Bir Pazar günü, arkadaşımın pazar yerini gören evinin balkonunda sohbet ediyorduk. Güneş batmaya yüz tutmuştu. Alacakaranlığın bastığı anlarda gözüm pazar yerine takıldı. Pazarcılar alelacele tezgâhlarını topluyor, ellerinde kalan sebze ve meyveleri de bir köşeye döküyorlardı.
Bu sırada gördüğüm bir manzara içime işledi. Takım elbiseli bir adam ve on yaşlarında bir çocuk, çöpe atılmış sebzeleri poşetlerine dolduruyorlardı. Muhtemelen adam işten yeni çıkmış, eve uğrayarak oğlunu da yanına alıp pazarın yolunu tutmuştu. Bu görüntü yüreğime oturdu. Akşam yemeğinde lokmalar boğazımda düğümlendi, gece ise uykumda karabasanlara dönüştü.

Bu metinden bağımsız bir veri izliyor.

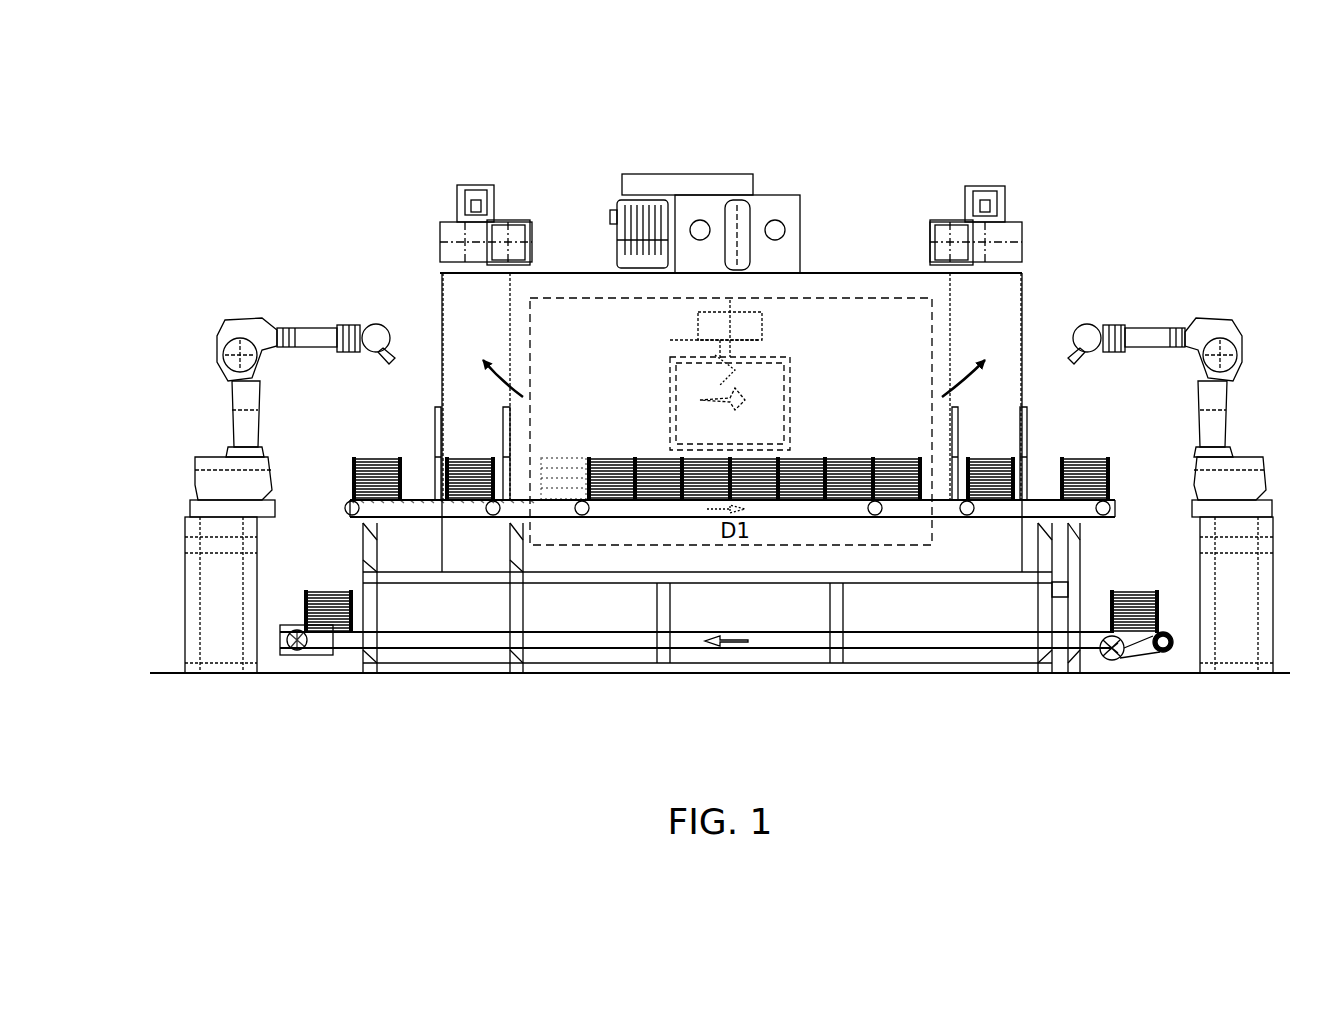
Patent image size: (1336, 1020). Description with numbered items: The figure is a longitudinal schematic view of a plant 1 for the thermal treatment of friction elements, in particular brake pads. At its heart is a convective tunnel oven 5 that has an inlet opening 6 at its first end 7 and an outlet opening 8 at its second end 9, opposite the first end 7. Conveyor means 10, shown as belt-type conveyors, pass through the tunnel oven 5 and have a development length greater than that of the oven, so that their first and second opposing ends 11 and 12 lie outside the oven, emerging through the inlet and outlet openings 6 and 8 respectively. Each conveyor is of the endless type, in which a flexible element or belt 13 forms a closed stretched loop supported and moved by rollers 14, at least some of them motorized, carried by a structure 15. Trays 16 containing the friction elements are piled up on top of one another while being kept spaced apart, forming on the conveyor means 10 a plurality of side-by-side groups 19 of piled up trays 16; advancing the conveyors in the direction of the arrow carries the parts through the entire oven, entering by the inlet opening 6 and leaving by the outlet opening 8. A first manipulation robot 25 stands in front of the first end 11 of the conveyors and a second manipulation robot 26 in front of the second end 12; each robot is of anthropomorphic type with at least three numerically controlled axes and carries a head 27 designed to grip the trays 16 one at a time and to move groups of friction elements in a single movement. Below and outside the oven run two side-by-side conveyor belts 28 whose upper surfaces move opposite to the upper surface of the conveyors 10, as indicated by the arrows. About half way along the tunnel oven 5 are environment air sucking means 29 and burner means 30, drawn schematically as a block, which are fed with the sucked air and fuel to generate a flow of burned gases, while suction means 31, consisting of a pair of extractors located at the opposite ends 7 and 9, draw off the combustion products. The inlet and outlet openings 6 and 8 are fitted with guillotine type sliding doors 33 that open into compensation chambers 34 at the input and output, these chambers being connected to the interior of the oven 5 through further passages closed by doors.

The plant 1 is at (1218, 116).
The convective tunnel oven 5 is at (822, 288).
The inlet opening 6 is at (428, 440).
The first end 7 is at (441, 290).
The outlet opening 8 is at (1040, 434).
The second end 9 is at (1024, 290).
The conveyor means 10 is at (460, 520).
The first end of the conveyors 11 is at (345, 522).
The second end of the conveyors 12 is at (1097, 522).
The flexible element (belt) 13 is at (424, 522).
The rollers 14 is at (350, 508).
The structure 15 is at (790, 575).
The trays 16 is at (392, 455).
The groups of piled up trays 19 is at (463, 446).
The first manipulation robot 25 is at (188, 456).
The second manipulation robot 26 is at (1278, 462).
The head 27 is at (390, 326).
The conveyor belts 28 is at (872, 642).
The environment air sucking means 29 is at (768, 186).
The burner means 30 is at (768, 345).
The suction means 31 is at (447, 192).
The guillotine type sliding doors 33 is at (430, 416).
The compensation chambers 34 is at (500, 290).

Ne yazık ki bu sahnelere, şehirlerin farklı köşelerinde, sokak aralarında, otobüs duraklarında ya da çöp konteynerlerinin etrafında rastlamak mümkün.
İşten dönerken bir fırının önünde sıra sıra yaşlı kadın, erkek ve ne yazık ki çocuklar gördüm. Metrelerce uzanan, iki yana taşan bir kuyruk… Merakla yanımdakine sordum:
— “Bu kuyruk da neyin nesi?”
— “Askıda ekmek kuyruğu,” dedi kısık sesle. “Ekmek alamayacak durumda olan insanlar için, hayırseverlerin bıraktığı parayla ayrılan ekmekler. Ücretsiz dağıtılıyor…”
Gözlerim doldu. Arkadaşım hâlimi fark etti:
— “Gözlerin dolmasın, bu sıradakiler yine şanslı,” dedi. “Geçenlerde, sabahın erken saatinde yol kenarındaki bayat ekmekleri toplayan hamile bir kadın gördüm. Elinde plastik bir torbayla, kimseye aldırmadan eğilip ekmekleri topluyordu. Yaklaştım ve uyardım:
— Böyle eğilmek bebeğine zarar verebilir.
Kadının cevabı içime işledi:
— Başka çarem yok. Kocam ayyaş, iki çocuğum daha var, ev kira. Devletin yardımı kiraya ancak yetiyor ama çocuklar aç.”
O gün elbette yardım ettim… Ama ya ertesi günler?
Yaşları 8 ile 12 arasında olan iki çocuk, ellerinde mendillerle cam siliyordu. Oysa o saatlerde okulda olmaları gerekiyordu. Kalem tutması gereken eller, cam temizliyordu.
Yanlarından geçenler gözlerini kaçırıyor, kimse “Neden burada bu çocuklar var?” demiyordu. Çünkü gerçeklerle yüzleşmek, çoğu zaman bakmamayı seçmekten daha zordur.
Bu çocukların yaşadığı yoksulluk; yalnızca maddi bir eksiklik değil, aynı zamanda toplumun vicdanında açılan derin bir yaradır. Bu koşullarda büyüyen çocuklar, hem fiziksel hem ruhsal gelişimlerinde ciddi sorunlarla karşı karşıya kalır. Yetersiz beslenme, eğitime erişememe, sosyal dışlanma ve özgüven eksikliği gibi durumlar onları kırılgan, hayata karşı savunmasız bireyler haline getirir.
Artık yalnızca izlemekle yetinemeyiz; çözümün bir parçası olmalıyız. Devletin yanı sıra sivil toplum kuruluşları ve bireyler olarak el ele vermek, birlikte sorumluluk almak zorundayız. Çünkü bir çocuğun açlığı, sadece onun ailesinin değil; hepimizin, tüm toplumun ortak sorumluluğudur. Her çocuk, geleceğin taşıyıcısıdır. Ve her umut, bir sahip çıkışı hak eder.